光ユリにゃんの言葉を聞きながら闇ユリにゃんは一回頷く。

 「人ト竜ハワカリアエル。ソノ証明ガココニハ存在シテイマス」

 「は、お笑い種ですね」

 「マズロリマムクート達」

 「な!?」

しまったという表情になる光ユリにゃん。闇ユリにゃんは勝ち誇ったような表情になる。

 「彼女達ハ純粋無垢ナ存在。破壊ヲ知ラズ、人ヲ信ジル存在デス」

 「それは彼女達がまだ幼いから……!! 成長すれば竜は変わってしまう!!」

 「それは人も同じだよな」

俺の発言は綺麗にスルーされた。

 「ソレナラバカムイ一家」

 「ク!?」

闇ユリにゃんの追撃は進む。

 「カムイサン達ハ闇落チシテモ、ソノ純粋サユエに闇ニ飲ミ込マレルコトハナカッタ」

闇ユリにゃんの言葉に光ユリにゃんはたじろぐ。

 「ソシテ大人チキサンとニニアンサン。彼女達モ成長シナガラモ人ト共存シテイマス。ドウデスカ、光ノ私。彼女達ヲ見レバ竜ガ人ヲ害スルナドアリエマセン。ムシロ共存デキル!!」

 「それはない!! 竜は人にとって危険な存在です!!」

 「ナラバ誰ヲ持ッテソレヲ証明シテミセマスカ!!」

闇ユリにゃんの言葉に光ユリにゃんは一度目を瞑り、大きく息を吸う。

そしてカッと目を見開いた。

 「ミルラ!!」

 「グッハァァァァ!!!!」

光ユリにゃんの言葉に椅子から吹っ飛ぶ闇ユリにゃん。

まぁ、確かに奴はエイリークを中心に色々迷惑をかけているし、扱い的にはギムレーと似たようなものだが。

 「ク、デ、デスガ……ソレデモ人ト竜ハ通ジ合エルノデス!!」

 「いいでしょう!! ならば召喚士さんに決めてもらいましょう!! 竜を滅ぼすべきか!! それとも共存すべきか!!」

光ユリにゃんの言葉に二人が俺を見てくる。

 「いや、別にどっちでもいいだろう。人と同じで竜だっていい奴も悪い奴もいるってことで」

 「かぁぁぁぁぁ!! どっちつかずとか一番最低ですよ、このフニャチン野郎!!」

 「ソンナノダカラ貴方ハ未ダニ童貞ナンデスヨ!!」

 「よぉし! お前らそこに並べ!! 絶無の書で殺してやるから!!」

 




光ユリにゃん
竜絶滅派筆頭

闇ユリにゃん
闇落ちユリア。竜と人が共存可能だと信じる夢見る少女。

セリスくん
まさかの妹増殖からの胃痛の種増大

イドゥンとオルティナの戦い
竜代表VS人類代表。一般人からしたらどっちも化け物



闇落ちガチャで闇ユリにゃんが欲しくて回したら天井に届いた作者は今日も元気です。ちなみに闇落ちユリにゃんを迎えるまでに闇落ちキャラは全員お迎えし、すり抜けでユアンくんとリシテアちゃんもやってきました。リシテアちゃんもネタはあるのでそのうち書くかもしれません。

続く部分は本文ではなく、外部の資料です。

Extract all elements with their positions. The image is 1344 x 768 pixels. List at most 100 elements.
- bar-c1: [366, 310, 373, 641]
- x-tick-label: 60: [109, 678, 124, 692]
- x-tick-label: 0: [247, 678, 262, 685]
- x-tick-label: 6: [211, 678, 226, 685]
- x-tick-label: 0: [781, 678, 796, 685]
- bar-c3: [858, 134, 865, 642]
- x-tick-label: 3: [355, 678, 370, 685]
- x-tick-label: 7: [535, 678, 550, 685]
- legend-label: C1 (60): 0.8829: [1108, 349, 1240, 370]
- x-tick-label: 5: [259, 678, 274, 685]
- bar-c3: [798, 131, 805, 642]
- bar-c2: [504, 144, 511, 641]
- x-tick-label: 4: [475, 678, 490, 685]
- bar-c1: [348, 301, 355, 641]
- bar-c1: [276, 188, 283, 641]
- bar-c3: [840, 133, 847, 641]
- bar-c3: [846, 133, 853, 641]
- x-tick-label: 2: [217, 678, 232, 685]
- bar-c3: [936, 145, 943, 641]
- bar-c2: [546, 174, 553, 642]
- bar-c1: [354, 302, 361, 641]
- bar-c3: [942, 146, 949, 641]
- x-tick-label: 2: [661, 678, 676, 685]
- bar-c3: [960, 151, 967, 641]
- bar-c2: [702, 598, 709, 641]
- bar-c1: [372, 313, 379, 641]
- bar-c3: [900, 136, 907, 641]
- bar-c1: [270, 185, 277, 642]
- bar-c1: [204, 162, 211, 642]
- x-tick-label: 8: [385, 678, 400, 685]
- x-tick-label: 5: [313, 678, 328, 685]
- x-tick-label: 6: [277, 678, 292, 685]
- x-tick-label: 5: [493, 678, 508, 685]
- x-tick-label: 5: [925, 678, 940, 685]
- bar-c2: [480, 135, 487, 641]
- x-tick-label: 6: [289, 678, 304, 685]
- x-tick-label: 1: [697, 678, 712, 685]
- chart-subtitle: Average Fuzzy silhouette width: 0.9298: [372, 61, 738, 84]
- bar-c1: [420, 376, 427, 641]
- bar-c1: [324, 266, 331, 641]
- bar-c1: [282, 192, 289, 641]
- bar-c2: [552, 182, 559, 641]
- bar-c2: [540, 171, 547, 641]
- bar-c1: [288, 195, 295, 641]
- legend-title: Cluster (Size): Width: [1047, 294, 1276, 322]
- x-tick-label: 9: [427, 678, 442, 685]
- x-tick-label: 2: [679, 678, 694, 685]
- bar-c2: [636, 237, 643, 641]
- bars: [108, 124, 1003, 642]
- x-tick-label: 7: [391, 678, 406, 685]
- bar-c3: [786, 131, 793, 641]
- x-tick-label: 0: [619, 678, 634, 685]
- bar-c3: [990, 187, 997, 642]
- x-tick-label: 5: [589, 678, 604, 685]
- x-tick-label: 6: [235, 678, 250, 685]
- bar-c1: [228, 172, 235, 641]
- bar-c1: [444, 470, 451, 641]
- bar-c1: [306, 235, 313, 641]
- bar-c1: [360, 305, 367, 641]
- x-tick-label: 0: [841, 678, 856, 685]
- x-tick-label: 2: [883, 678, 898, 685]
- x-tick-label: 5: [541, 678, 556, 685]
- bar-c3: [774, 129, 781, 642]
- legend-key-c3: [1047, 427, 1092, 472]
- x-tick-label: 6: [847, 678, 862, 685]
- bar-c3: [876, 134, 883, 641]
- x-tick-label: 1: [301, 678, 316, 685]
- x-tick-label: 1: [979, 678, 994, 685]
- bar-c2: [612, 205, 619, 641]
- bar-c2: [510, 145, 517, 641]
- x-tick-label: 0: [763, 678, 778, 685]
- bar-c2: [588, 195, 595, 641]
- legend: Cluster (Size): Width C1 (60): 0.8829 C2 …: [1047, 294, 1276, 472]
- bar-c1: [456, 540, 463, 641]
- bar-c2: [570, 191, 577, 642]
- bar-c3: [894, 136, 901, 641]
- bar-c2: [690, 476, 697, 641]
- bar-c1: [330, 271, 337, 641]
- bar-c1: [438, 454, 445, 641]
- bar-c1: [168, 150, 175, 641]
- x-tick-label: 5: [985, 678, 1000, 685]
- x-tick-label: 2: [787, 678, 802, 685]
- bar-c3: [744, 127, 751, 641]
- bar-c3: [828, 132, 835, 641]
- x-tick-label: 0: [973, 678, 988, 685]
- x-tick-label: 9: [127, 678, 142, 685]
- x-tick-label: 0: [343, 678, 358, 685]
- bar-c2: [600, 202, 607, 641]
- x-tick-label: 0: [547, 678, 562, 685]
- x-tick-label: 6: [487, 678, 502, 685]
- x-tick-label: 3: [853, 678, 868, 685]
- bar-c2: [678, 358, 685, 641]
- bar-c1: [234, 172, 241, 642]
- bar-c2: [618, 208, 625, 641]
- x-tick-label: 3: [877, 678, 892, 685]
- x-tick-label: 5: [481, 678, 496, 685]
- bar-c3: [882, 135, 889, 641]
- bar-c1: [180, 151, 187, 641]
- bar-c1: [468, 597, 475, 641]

ネタ的に使いづらい闇落ちアイクを容赦なくスキル継承に使った結果、リンちゃんがついに回避を獲得しました。速さも50あるのでダメージ少なく、奥義は天空なので回復可能。闘技場と飛空城で試運転しましたが強くていい感じ。

初期キャラもここまで弄ると使えますね。